New Red Blood Cell Loss Limit for Platelet Donors

September 5, 2012 at 4:19 pm
By

Galel.JPG

A message from Dr. Susan Galel, Director of Clinical Operations, Stanford Blood Center

If you are one of our dedicated platelet pheresis donors, you know that we keep careful records of how much you donate— and how often—in the familiar Annual Donor Records tucked in your chart. It is our responsibility to ensure that your donation frequency is safe for you. Before each of your donations, we tally all of your visits, red blood cell losses and plasma losses for the 12 months prior to that donation, to be sure that you will not exceed any of the safety limits.

Recently, the FDA standardized its method of calculating the maximum allowable red cell donation limit. By October 1, 2012, we will be lowering the allowable red blood cell loss from 1,620 to 1,430 mL in accordance with FDA’s new standardized formula. Plasma limits have not changed.

With each platelet donation, you lose a small amount of red blood cells in the plastic tubing of the pheresis circuit and in the tubes used for testing the donation. The red cell loss with each platelet donation (46 mL) is about one-quarter of the amount of red cells in a whole blood donation. If you donate platelets at the maximum frequency of 24 times per year, your annual red cell loss is quite high, but still within the new limit.
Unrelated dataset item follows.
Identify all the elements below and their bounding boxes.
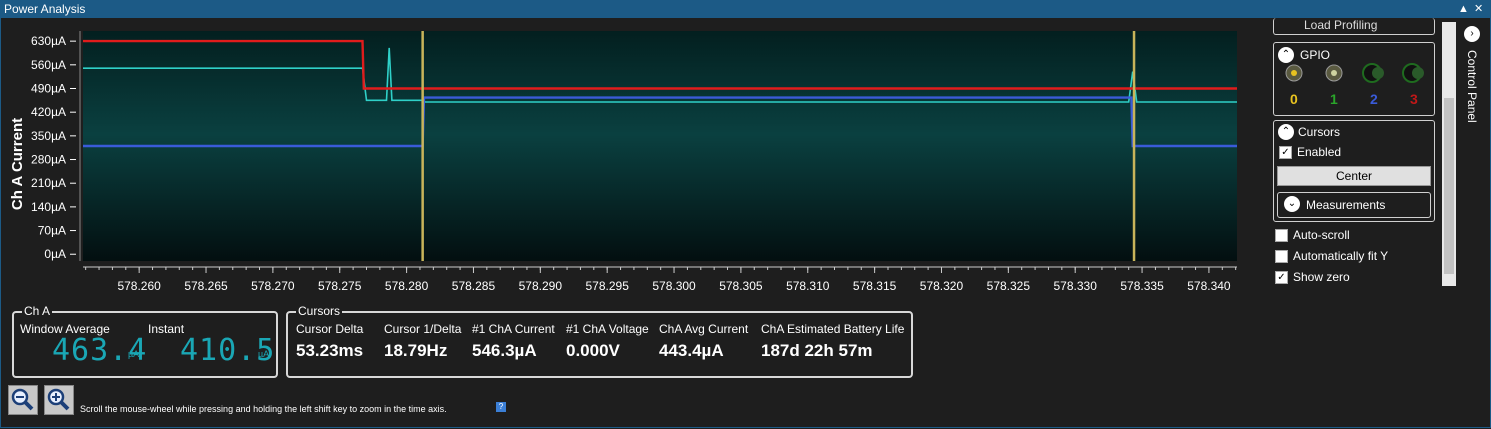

Thus, we believe that most of our platelet donors will not be affected by the new FDA red cell limit calculation. If, however, you donate whole blood in addition to making platelet donations, your total red cell loss might exceed the new limit.

As you come in for your platelet donations over the next few months, we will be checking your red cell loss against the new limit. If you are close to or above the new limit, we will help you reschedule and adjust your visits to get you to the new limit by October. Within the prescribed limits, we will tailor collections with you to maximize the benefit to patients and the research community on the basis of your particular characteristics. Most importantly, we want to ensure your continued good health, comply with safety regulations, and keep you donating forever. If you have any questions about how this change might affect you, please ask your nurse the next time you donate.

If you are one of our “frequent flyers,” please know how much we respect and appreciate your commitment. Your efforts mean so much to patients in need, and their families. Thank you for being one of our invaluable donors!